Now, those things I mentioned earlier, they are helpful in figuring out how we stand in the way of Jesus showing forth in our lives more fully. But the end product is not a better person or a nicer person — it is a holier person. Most of the people we think of as Saints were not regarded as nice. They were regarded, by society, often as cranks and nut-jobs because the way they lived was so radically different from the world — their lives shined with the radiance of Christ’s glory.

The challenge we have is that our notion of what “better” means is so transmogrified by the forces that swirl around us that we have little idea what that means. So if we come to church to be a better person we are beginning from the notion that “better” is a goal worth pursuing. I’d argue for something else — I’d argue that rather than better we should be aiming for something altogether more daunting (and yet actually less labor-intensive). We should be aiming for a complete and utter transformation of our mind, soul, and purpose.

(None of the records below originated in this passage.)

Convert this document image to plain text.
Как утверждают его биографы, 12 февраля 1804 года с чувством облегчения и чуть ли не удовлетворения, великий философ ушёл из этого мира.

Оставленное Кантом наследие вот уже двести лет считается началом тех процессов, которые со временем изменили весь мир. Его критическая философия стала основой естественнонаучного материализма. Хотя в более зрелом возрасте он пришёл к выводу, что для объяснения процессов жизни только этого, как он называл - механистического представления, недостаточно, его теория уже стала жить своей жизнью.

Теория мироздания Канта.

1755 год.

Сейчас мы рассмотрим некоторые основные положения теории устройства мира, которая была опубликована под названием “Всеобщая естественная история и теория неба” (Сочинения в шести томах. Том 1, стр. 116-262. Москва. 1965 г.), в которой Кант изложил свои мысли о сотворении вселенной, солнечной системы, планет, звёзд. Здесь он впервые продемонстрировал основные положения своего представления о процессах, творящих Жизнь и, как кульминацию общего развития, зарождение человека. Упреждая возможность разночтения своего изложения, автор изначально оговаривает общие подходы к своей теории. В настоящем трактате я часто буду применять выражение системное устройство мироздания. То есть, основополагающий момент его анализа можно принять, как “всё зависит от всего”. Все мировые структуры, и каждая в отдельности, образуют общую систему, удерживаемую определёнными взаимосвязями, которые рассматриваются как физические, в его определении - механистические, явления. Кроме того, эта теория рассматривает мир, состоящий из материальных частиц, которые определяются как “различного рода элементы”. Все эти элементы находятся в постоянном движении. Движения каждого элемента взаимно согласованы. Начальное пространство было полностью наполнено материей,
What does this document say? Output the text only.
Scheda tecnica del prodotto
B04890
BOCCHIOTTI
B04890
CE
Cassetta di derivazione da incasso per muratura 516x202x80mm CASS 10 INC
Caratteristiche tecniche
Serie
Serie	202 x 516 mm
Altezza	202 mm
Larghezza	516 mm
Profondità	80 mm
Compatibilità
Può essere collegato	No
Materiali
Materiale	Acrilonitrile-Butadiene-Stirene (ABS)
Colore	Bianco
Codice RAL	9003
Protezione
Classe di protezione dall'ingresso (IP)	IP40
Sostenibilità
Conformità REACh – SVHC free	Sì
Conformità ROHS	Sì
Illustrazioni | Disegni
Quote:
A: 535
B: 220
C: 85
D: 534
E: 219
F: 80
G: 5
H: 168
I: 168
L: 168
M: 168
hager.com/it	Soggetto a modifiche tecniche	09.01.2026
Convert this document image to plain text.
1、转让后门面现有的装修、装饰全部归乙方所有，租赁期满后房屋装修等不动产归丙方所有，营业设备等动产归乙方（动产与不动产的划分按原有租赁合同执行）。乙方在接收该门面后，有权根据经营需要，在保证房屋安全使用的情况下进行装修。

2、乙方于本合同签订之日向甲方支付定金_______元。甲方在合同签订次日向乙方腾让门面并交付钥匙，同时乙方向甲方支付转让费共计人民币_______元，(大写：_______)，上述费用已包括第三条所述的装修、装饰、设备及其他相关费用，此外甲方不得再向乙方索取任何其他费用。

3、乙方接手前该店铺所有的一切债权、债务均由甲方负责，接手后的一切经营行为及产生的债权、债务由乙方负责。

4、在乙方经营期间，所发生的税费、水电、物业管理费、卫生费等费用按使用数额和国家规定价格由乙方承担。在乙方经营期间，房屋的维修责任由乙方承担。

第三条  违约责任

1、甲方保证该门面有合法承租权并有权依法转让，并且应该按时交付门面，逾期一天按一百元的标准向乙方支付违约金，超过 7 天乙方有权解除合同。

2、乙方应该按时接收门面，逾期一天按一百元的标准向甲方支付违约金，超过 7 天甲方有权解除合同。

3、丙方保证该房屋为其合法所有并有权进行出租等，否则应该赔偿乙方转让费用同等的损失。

We should not want to be “better” — but to be Christ for the world. We should aim for a way of living that is scandalous in its joy, merciless in its loving-kindness, and unwavering in its push toward hope. Fed by Word and Sacrament we can strive for something more than a kind of solitary perfect, or self-improvement, but for a way of shining that reveals not our holiness, but the Father’s. Not our joy, but Christ’s. Not our love, but the Spirit’s.

We can be radiant with Christ’s glory — a glory that shines in the darkest times, in the dimmest hours, and through the longest nights.

Wherever we go, we are still there. But wherever we go, Christ is there also. Wherever we go, for however long it may be, in whatever place we find ourselves, through whatever circumstance life offers — through it all may we strive to reveal more of Christ. In doing so we may discover what “better” is. If we do not, we may discover something more, something radically different — we may discover true joy and lasting hope.